One of the things that has hurt our economy and wages has been the idea of Franchises and Sub-Contract work. Some people think they are great for our economy. But, these two business models were invented to keep the “parent” company from having to follow any labor laws.
For example, companies like McDonalds, Burger King, etc., have used the franchise model for years. They say they have no responsibility for any complaints about wages or violations of labor laws because their stores are “franchises” owned by private people.
Yet, they charge an un-godly amount of money so the franchise can use the name. Additionally, they dictate the uniforms, where franchisee’s can purchase their product, and a whole host of other rules.
They maintain that these rules are necessary to “maintain” the quality their brand is known to provide. Without these rules, franchisee’s could change the uniform and/or purchase from other vendors which would affect the quality of the product.
Yet, even though they dictate all of these rules, they claim they do not own the store, and are not “joint-employers” of the franchise. This has resulted in parent companies to effectively elude responsibility for labor problems.
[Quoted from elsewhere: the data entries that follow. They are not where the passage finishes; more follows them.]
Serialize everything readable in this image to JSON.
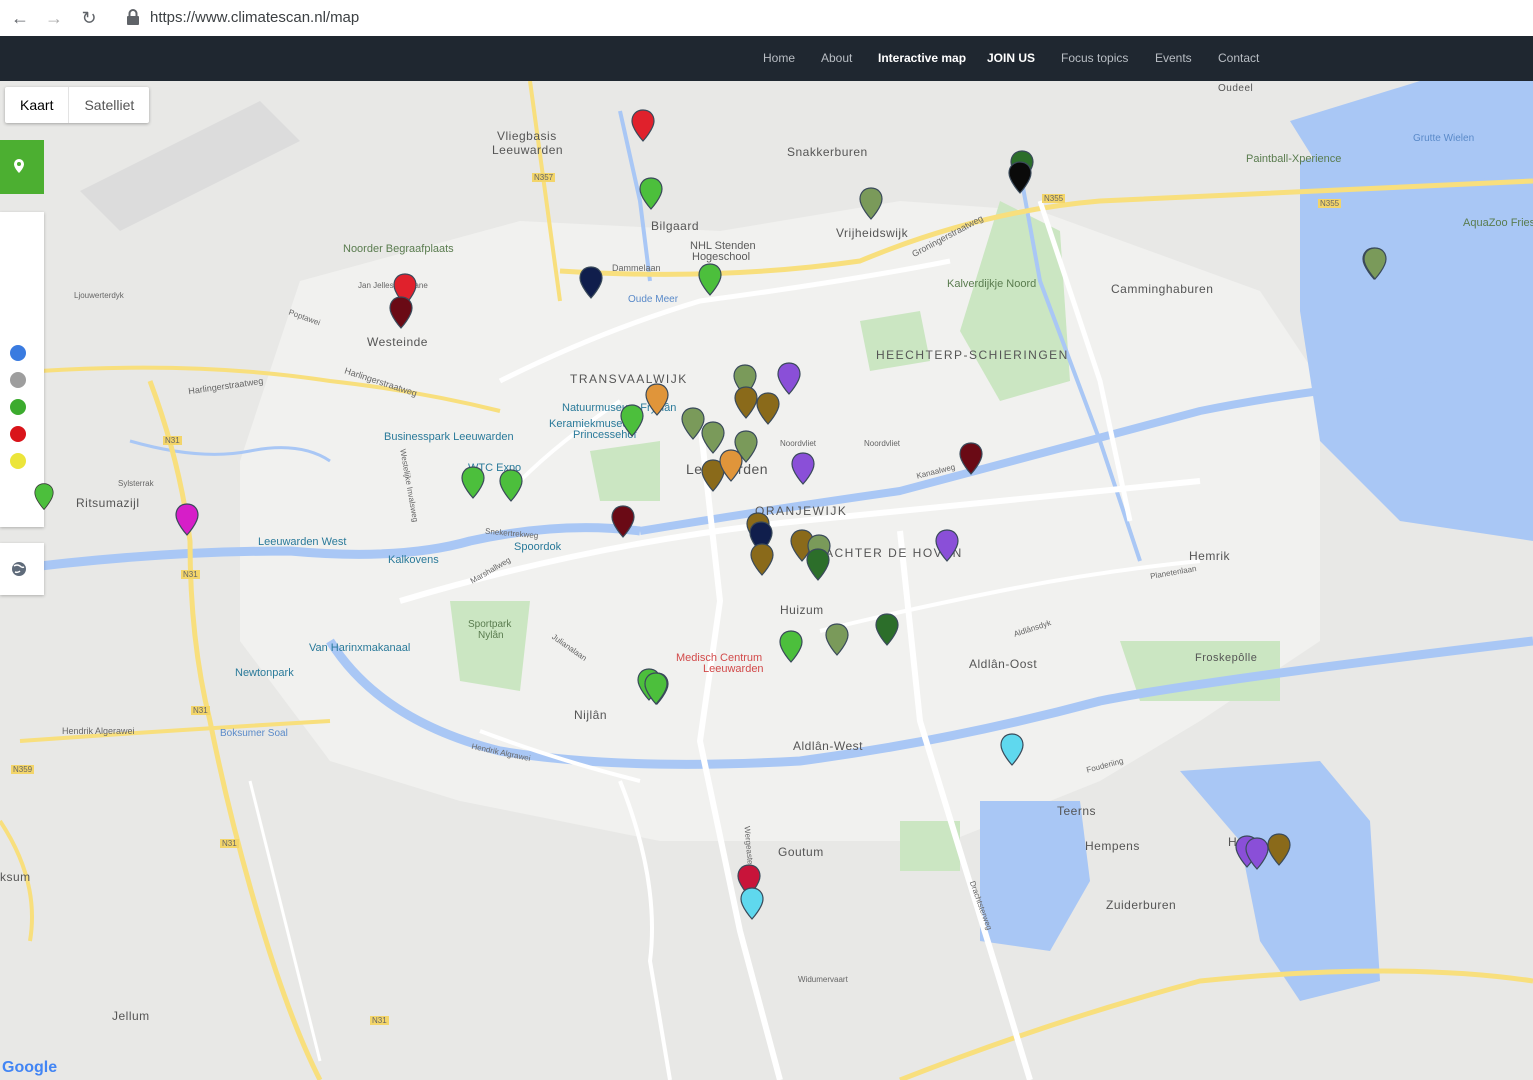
{
  "browser": {
    "url": "https://www.climatescan.nl/map"
  },
  "nav": {
    "items": [
      {
        "label": "Home",
        "active": false
      },
      {
        "label": "About",
        "active": false
      },
      {
        "label": "Interactive map",
        "active": true
      },
      {
        "label": "JOIN US",
        "active": true
      },
      {
        "label": "Focus topics",
        "active": false
      },
      {
        "label": "Events",
        "active": false
      },
      {
        "label": "Contact",
        "active": false
      }
    ]
  },
  "map_controls": {
    "map_type_options": [
      "Kaart",
      "Satelliet"
    ],
    "selected": "Kaart",
    "legend_colors": [
      "#3a7be0",
      "#9e9e9e",
      "#3cab2e",
      "#d9141a",
      "#ece53a"
    ],
    "attribution": "Google"
  },
  "map_labels": {
    "districts": [
      "TRANSVAALWIJK",
      "HEECHTERP-SCHIERINGEN",
      "ORANJEWIJK",
      "ACHTER DE HOVEN"
    ],
    "places": [
      "Vliegbasis",
      "Leeuwarden",
      "Snakkerburen",
      "Bilgaard",
      "Vrijheidswijk",
      "Camminghaburen",
      "Westeinde",
      "Leeuwarden",
      "Huizum",
      "Hemrik",
      "Aldlân-Oost",
      "Aldlân-West",
      "Nijlân",
      "Ritsumazijl",
      "Goutum",
      "Teerns",
      "Hempens",
      "Hoek",
      "Zuiderburen",
      "Jellum",
      "Froskepôlle",
      "Oudeel",
      "ksum"
    ],
    "pois": [
      "Noorder Begraafplaats",
      "Paintball-Xperience",
      "Kalverdijkje Noord",
      "NHL Stenden",
      "Hogeschool",
      "Natuurmuseum Fryslân",
      "Keramiekmuseum",
      "Princessehof",
      "Businesspark Leeuwarden",
      "WTC Expo",
      "Leeuwarden West",
      "Kalkovens",
      "Spoordok",
      "Sportpark",
      "Nylân",
      "Van Harinxmakanaal",
      "Newtonpark",
      "Medisch Centrum",
      "Leeuwarden",
      "AquaZoo Fries",
      "Boksumer Soal",
      "Grutte Wielen",
      "Oude Meer"
    ],
    "roads": [
      "N357",
      "N355",
      "N355",
      "N31",
      "N31",
      "N31",
      "N31",
      "N359",
      "N31",
      "Dammelaan",
      "Harlingerstraatweg",
      "Harlingerstraatweg",
      "Groningerstraatweg",
      "Hendrik Algerawei",
      "Hendrik Algrawei",
      "Jan Jelles Hofleane",
      "Poptawei",
      "Ljouwerterdyk",
      "Noordvliet",
      "Noordvliet",
      "Kanaalweg",
      "Planetenlaan",
      "Aldlânsdyk",
      "Julianalaan",
      "Drachtsterweg",
      "Wergeastervaart",
      "Widumervaart",
      "Fouderiing",
      "Snekertrekweg",
      "Marshallweg",
      "Westelijke Invalsweg",
      "Sylsterrak"
    ]
  },
  "markers": [
    {
      "color": "#e0212c",
      "kind": "red"
    },
    {
      "color": "#4cbf3c",
      "kind": "green"
    },
    {
      "color": "#7a9a5a",
      "kind": "olive"
    },
    {
      "color": "#2c6e2a",
      "kind": "darkgreen"
    },
    {
      "color": "#0a0a0a",
      "kind": "black"
    },
    {
      "color": "#d61ec8",
      "kind": "magenta"
    },
    {
      "color": "#e0212c",
      "kind": "red"
    },
    {
      "color": "#6a0a15",
      "kind": "darkred"
    },
    {
      "color": "#101e4c",
      "kind": "navy"
    },
    {
      "color": "#4cbf3c",
      "kind": "green"
    },
    {
      "color": "#7a9a5a",
      "kind": "olive"
    },
    {
      "color": "#8a6a1a",
      "kind": "brown"
    },
    {
      "color": "#8a6a1a",
      "kind": "brown"
    },
    {
      "color": "#8a4fd8",
      "kind": "purple"
    },
    {
      "color": "#e0953a",
      "kind": "orange"
    },
    {
      "color": "#4cbf3c",
      "kind": "green"
    },
    {
      "color": "#7a9a5a",
      "kind": "olive"
    },
    {
      "color": "#7a9a5a",
      "kind": "olive"
    },
    {
      "color": "#7a9a5a",
      "kind": "olive"
    },
    {
      "color": "#8a6a1a",
      "kind": "brown"
    },
    {
      "color": "#e0953a",
      "kind": "orange"
    },
    {
      "color": "#8a4fd8",
      "kind": "purple"
    },
    {
      "color": "#6a0a15",
      "kind": "darkred"
    },
    {
      "color": "#4cbf3c",
      "kind": "green"
    },
    {
      "color": "#4cbf3c",
      "kind": "green"
    },
    {
      "color": "#d61ec8",
      "kind": "magenta"
    },
    {
      "color": "#6a0a15",
      "kind": "darkred"
    },
    {
      "color": "#8a6a1a",
      "kind": "brown"
    },
    {
      "color": "#101e4c",
      "kind": "navy"
    },
    {
      "color": "#8a6a1a",
      "kind": "brown"
    },
    {
      "color": "#8a6a1a",
      "kind": "brown"
    },
    {
      "color": "#7a9a5a",
      "kind": "olive"
    },
    {
      "color": "#2c6e2a",
      "kind": "darkgreen"
    },
    {
      "color": "#8a4fd8",
      "kind": "purple"
    },
    {
      "color": "#4cbf3c",
      "kind": "green"
    },
    {
      "color": "#7a9a5a",
      "kind": "olive"
    },
    {
      "color": "#2c6e2a",
      "kind": "darkgreen"
    },
    {
      "color": "#4cbf3c",
      "kind": "green"
    },
    {
      "color": "#4cbf3c",
      "kind": "green"
    },
    {
      "color": "#5fd8ee",
      "kind": "cyan"
    },
    {
      "color": "#c8143a",
      "kind": "crimson"
    },
    {
      "color": "#5fd8ee",
      "kind": "cyan"
    },
    {
      "color": "#8a4fd8",
      "kind": "purple"
    },
    {
      "color": "#8a4fd8",
      "kind": "purple"
    },
    {
      "color": "#8a6a1a",
      "kind": "brown"
    },
    {
      "color": "#7a9a5a",
      "kind": "olive"
    },
    {
      "color": "#d61ec8",
      "kind": "magenta"
    },
    {
      "color": "#4cbf3c",
      "kind": "green"
    }
  ]
}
That may all change. There was a little-known case before the National Labor Relations Board that challenged these models. In the case, the Teamsters Union was in a battle with Browning Ferris Industries over unionizing drivers including sub-contractors. Browning Ferris Industries is a waste management company that uses sub-contractors.
On Thursday, the National Labor Relations Board ruled that Browning Ferris Industries qualifies as a “joint employer” alongside one of its subcontractors. The decision effectively loosens the standards for who can be considered a worker’s boss under labor law, and its impact will be felt in any industry that relies on franchising or outsourcing work.
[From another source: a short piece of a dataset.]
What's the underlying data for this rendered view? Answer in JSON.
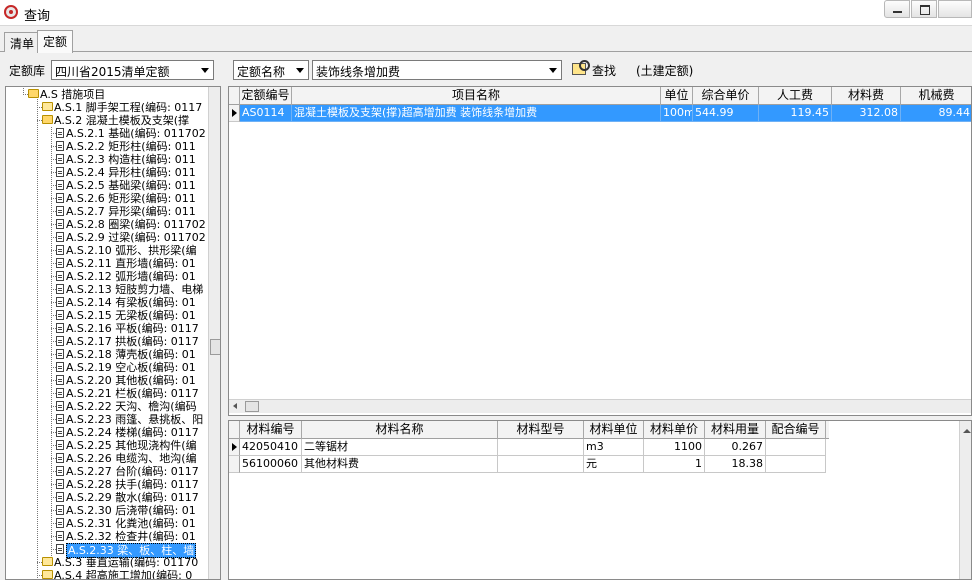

This ruling has huge impacts for both the sub-contracting and the franchising industries. This ruling means that the huge companies can no longer hide from their responsibilities for workers who basically work for them.
The ruling was made along party lines. The three democrats on the board ruled in favor and the two republicans ruled against it. The majority members wrote that parent companies shouldn’t be absolved of their obligations to workers at the bottom of the contracting chain.
It is not the goal of joint-employer law to guarantee the freedom of employers to insulate themselves from their legal responsibility to workers, while maintaining control of the workplace. Such an approach has no basis in the [National Labor Relations] Act or in federal labor policy.
Labor Unions and advocacy groups have been hoping for a decision like this one. They claim that if a company maintains such control over how a franchise is run, they should be legally liable for the workers even if they technically work for a franchise.
Of course everyone doesn’t agree with the ruling. The negative reactions from the business community were swift. The National Restaurant Association, a leading lobby for the industry, issued a statement Thursday saying the ruling “is overturning years of established law that has worked to help grow business and feed our economy.” The Competitive Enterprise Institute, a libertarian think tank, said the ruling would have a “devastating economic impact.”
The ruling cold have major impacts on the brand companies who use these models. It will make it easier for them to be considered as “joint employers” whenever there is a conflict of labor laws. Something they have been able to avoid for years.
Of course the Franchise Association claims that the franchisees will be the ones hurt the most. I don’t quite see that claim since they won’t have to face these problems alone anymore. But time will tell on that point.
In any case, companies like McDonald’s have been dreading this ruling for a long time. The board’s general counsel, who functions as a kind of prosecutor, has already named McDonald’s as a joint employer alongside some of its franchisees in several cases involving alleged unfair labor practices. Many observers took that move as a sign that the board would soon revise its standards for what makes a company a joint employer.
The thing that we can be sure this ruling will bring, is more attacks against the National Labor Relations Board from business groups and Republicans. Republicans have already called for closing down the National Labor Relations Board. This ruling will simply make those calls even louder.
It is way too early to tell what impact this ruling will ultimately have. But, I think it was the right decision. Huge companies have been able to hide behind these business models for too long. If a company actually dictates how a franchise is to operate, they should be classified as a joint employer and share responsibility for how their employees are treated.